EV - Proposition 7

  • 3 juillet 2004

Les affections tirant leur origine de la Raison ou excitées par elle, sont, si l’on tient compte du temps, plus puissantes que celles qui se rapportent à des choses singulières considérées comme absentes.

DÉMONSTRATION

Nous ne considérons pas une chose comme absente par suite de l’affection qui nous fait l’imaginer, mais parce que le Corps éprouve une autre affection excluant l’existence de cette chose (Prop. 17, p. II). C’est pourquoi l’affection se rapportant à la chose considérée comme absente n’est pas d’une nature telle qu’elle l’emporte sur les autres actions et la puissance de l’homme (voir à leur sujet Prop. 6, p. IV), mais, au contraire, d’une nature telle qu’elle puisse être réduite en quelque manière par les affections excluant l’existence de sa cause extérieure (Prop. 9, p. IV). Or une affection tirant son origine de la Raison se rapporte nécessairement aux propriétés communes des choses (voir la défin. de la Raison dans le Scolie 2 de la Prop. 40, p. II), que nous considérons toujours comme présentes (il ne peut rien y avoir en effet qui en exclue l’existence présente), et que nous imaginons toujours de la même manière (Prop. 38, p. II). C’est pourquoi une telle affection demeure toujours la même, et en conséquence les affections qui lui sont contraires et qui ne sont point alimentées par leurs causes extérieures, devront (Axiome 1) de plus en plus s’accommoder à elle jusqu’à ce qu’elles ne lui soient plus contraires ; et en cela une affection tirant son origine de la Raison est plus puissante. C.Q.F.D. [*]

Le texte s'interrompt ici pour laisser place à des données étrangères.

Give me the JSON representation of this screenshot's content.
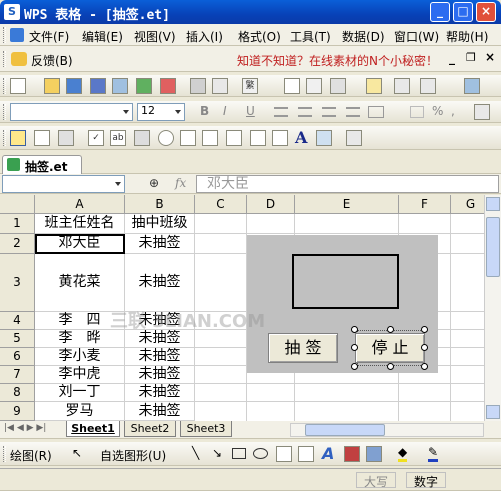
{
  "window": {
    "title": "WPS 表格 - [抽签.et]",
    "app_icon": "S"
  },
  "menu": [
    "文件(F)",
    "编辑(E)",
    "视图(V)",
    "插入(I)",
    "格式(O)",
    "工具(T)",
    "数据(D)",
    "窗口(W)",
    "帮助(H)"
  ],
  "feedback": {
    "label": "反馈(B)",
    "promo": "知道不知道？在线素材的N个小秘密！"
  },
  "format": {
    "font_size": "12"
  },
  "formula": {
    "name_box": "",
    "fx": "fx",
    "content": "邓大臣"
  },
  "columns": [
    "A",
    "B",
    "C",
    "D",
    "E",
    "F",
    "G"
  ],
  "rows": [
    {
      "num": "1",
      "a": "班主任姓名",
      "b": "抽中班级"
    },
    {
      "num": "2",
      "a": "邓大臣",
      "b": "未抽签"
    },
    {
      "num": "3",
      "a": "黄花菜",
      "b": "未抽签"
    },
    {
      "num": "4",
      "a": "李　四",
      "b": "未抽签"
    },
    {
      "num": "5",
      "a": "李　晔",
      "b": "未抽签"
    },
    {
      "num": "6",
      "a": "李小麦",
      "b": "未抽签"
    },
    {
      "num": "7",
      "a": "李中虎",
      "b": "未抽签"
    },
    {
      "num": "8",
      "a": "刘一丁",
      "b": "未抽签"
    },
    {
      "num": "9",
      "a": "罗马",
      "b": "未抽签"
    }
  ],
  "buttons": {
    "draw": "抽 签",
    "stop": "停 止"
  },
  "sheets": [
    "Sheet1",
    "Sheet2",
    "Sheet3"
  ],
  "drawbar": {
    "draw": "绘图(R)",
    "autoshapes": "自选图形(U)"
  },
  "status": {
    "caps": "大写",
    "num": "数字"
  },
  "watermark": "三联 3LIAN.COM"
}
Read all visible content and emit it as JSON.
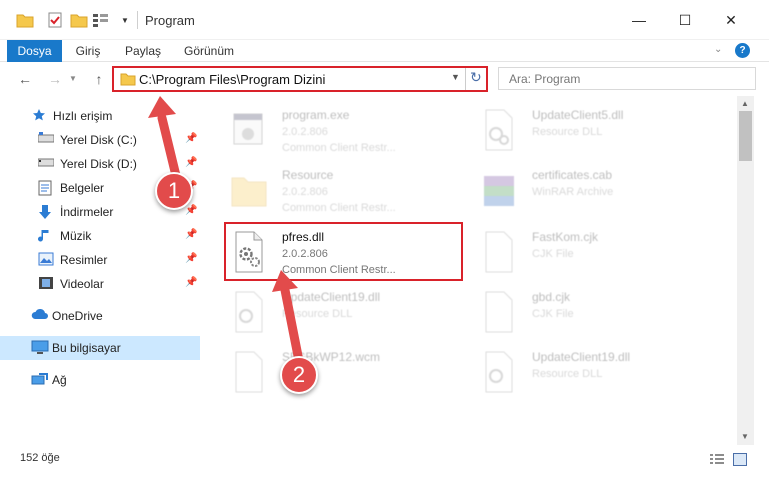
{
  "window": {
    "title": "Program",
    "controls": [
      "minimize",
      "maximize",
      "close"
    ]
  },
  "quick_access_toolbar": [
    "folder-icon",
    "checkmark-icon",
    "new-folder-icon",
    "properties-icon",
    "customize-dropdown"
  ],
  "ribbon": {
    "tabs": [
      {
        "label": "Dosya",
        "active": true
      },
      {
        "label": "Giriş"
      },
      {
        "label": "Paylaş"
      },
      {
        "label": "Görünüm"
      }
    ],
    "accent": "#1979ca"
  },
  "navigation": {
    "address": "C:\\Program Files\\Program Dizini",
    "search_placeholder": "Ara: Program"
  },
  "sidebar": {
    "items": [
      {
        "label": "Hızlı erişim",
        "icon": "star-icon",
        "pinned": false
      },
      {
        "label": "Yerel Disk (C:)",
        "icon": "drive-icon",
        "pinned": true
      },
      {
        "label": "Yerel Disk (D:)",
        "icon": "drive-icon",
        "pinned": true
      },
      {
        "label": "Belgeler",
        "icon": "documents-icon",
        "pinned": true
      },
      {
        "label": "İndirmeler",
        "icon": "download-icon",
        "pinned": true
      },
      {
        "label": "Müzik",
        "icon": "music-icon",
        "pinned": true
      },
      {
        "label": "Resimler",
        "icon": "pictures-icon",
        "pinned": true
      },
      {
        "label": "Videolar",
        "icon": "video-icon",
        "pinned": true
      },
      {
        "label": "OneDrive",
        "icon": "cloud-icon"
      },
      {
        "label": "Bu bilgisayar",
        "icon": "computer-icon",
        "selected": true
      },
      {
        "label": "Ağ",
        "icon": "network-icon"
      }
    ]
  },
  "files": [
    {
      "name": "program.exe",
      "version": "2.0.2.806",
      "desc": "Common Client Restr...",
      "icon": "exe-icon",
      "faded": true
    },
    {
      "name": "UpdateClient5.dll",
      "version": "Resource DLL",
      "desc": "",
      "icon": "dll-icon",
      "faded": true
    },
    {
      "name": "Resource",
      "version": "2.0.2.806",
      "desc": "Common Client Restr...",
      "icon": "folder-icon",
      "faded": true
    },
    {
      "name": "certificates.cab",
      "version": "WinRAR Archive",
      "desc": "",
      "icon": "archive-icon",
      "faded": true
    },
    {
      "name": "pfres.dll",
      "version": "2.0.2.806",
      "desc": "Common Client Restr...",
      "icon": "dll-icon",
      "faded": false
    },
    {
      "name": "FastKom.cjk",
      "version": "CJK File",
      "desc": "",
      "icon": "file-icon",
      "faded": true
    },
    {
      "name": "UpdateClient19.dll",
      "version": "Resource DLL",
      "desc": "",
      "icon": "dll-icon",
      "faded": true
    },
    {
      "name": "gbd.cjk",
      "version": "CJK File",
      "desc": "",
      "icon": "file-icon",
      "faded": true
    },
    {
      "name": "SFSBkWP12.wcm",
      "version": "",
      "desc": "",
      "icon": "file-icon",
      "faded": true
    },
    {
      "name": "UpdateClient19.dll",
      "version": "Resource DLL",
      "desc": "",
      "icon": "dll-icon",
      "faded": true
    }
  ],
  "status": {
    "count": "152 öğe"
  },
  "callouts": [
    "1",
    "2"
  ],
  "highlight_color": "#d9222a"
}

Affectus qui ex ratione oriuntur vel excitantur, si ratio temporis habeatur, potentiores sunt iis qui ad res singulares referuntur quas ut absentes contemplamur.

DEMONSTRATIO :

Rem aliquam ut absentem non contemplamur ex affectu quo eandem imaginamur sed ex eo quod corpus alio afficitur affectu qui ejusdem rei existentiam secludit (per propositionem 17 partis II). Quare affectus qui ad rem quam ut absentem contemplamur, refertur, ejus naturæ non est ut reliquas hominis actiones et potentiam superet (de quibus vide propositionem 6 partis IV) sed contra ejus naturæ est ut ab iis affectionibus quæ existentiam externæ ejus causæ secludunt, coerceri aliquo modo possit (per propositionem 9 partis IV). At affectus qui ex ratione oritur, refertur necessario ad communes rerum proprietates (vide rationis definitionem in II scholio propositionis 40 partis II) quas semper ut præsentes contemplamur (nam nihil dari potest quod earum præsentem existentiam secludat) et quas semper eodem modo imaginamur (per propositionem 38 partis II). Quare talis affectus idem semper manet et consequenter (per axioma 1 hujus) affectus qui eidem sunt contrarii quique a suis causis externis non foventur, eidem magis magisque sese accommodare debebunt donec non amplius sint contrarii et eatenus affectus qui ex ratione oritur, est potentior. Q.E.D


[*(Saisset :) Les passions qui proviennent de la raison ou qui sont excitées par elle sont plus puissantes, si l’on a égard au temps, que celles qui se rapportent aux objets particuliers que nous considérons comme absents. Démonstration Ce qui nous fait considérer une chose comme absente, ce n’est point l’impression dont nous affecte son image, c’est une autre impression que reçoit le corps, et qui exclut l’existence de cette chose (par la Propos. 17, part. 2). Ainsi donc, l’affection qui se rapporte à un objet que nous considérons comme absent n’est point de nature à surpasser les autres actions et la puissance de l’homme (voyez sur ce point la Propos. 6, part. 4) ; elle est de nature, au contraire, à pouvoir être empêchée en quelque façon par ces affections qui excluent l’existence de sa cause extérieure (par la Propos. 9, part. 4). Or, toute passion qui provient de la raison se rapporte nécessairement aux propriétés communes des choses (voyez la Déf. de la raison dans le Scol. 2 de la propos. 40, part. 2), lesquelles sont toujours considérées comme présentes, rien ne pouvant exclure leur présente existence, et imaginées de la même manière (par la Propos. 38, part. 2). Par conséquent, une telle passion reste toujours la même ; et il en résulte (par l’Ax. l) que les passions qui lui sont contraires, et ne sont point entretenues par leurs causes extérieures, doivent se mettre de plus en plus d’accord avec cette passion permanente, jusqu’à ce qu’elles cessent de lui être contraires, et il est évident que, sous ce point de vue, les passions qui proviennent de la raison sont plus puissantes que les autres. C. Q. F. D.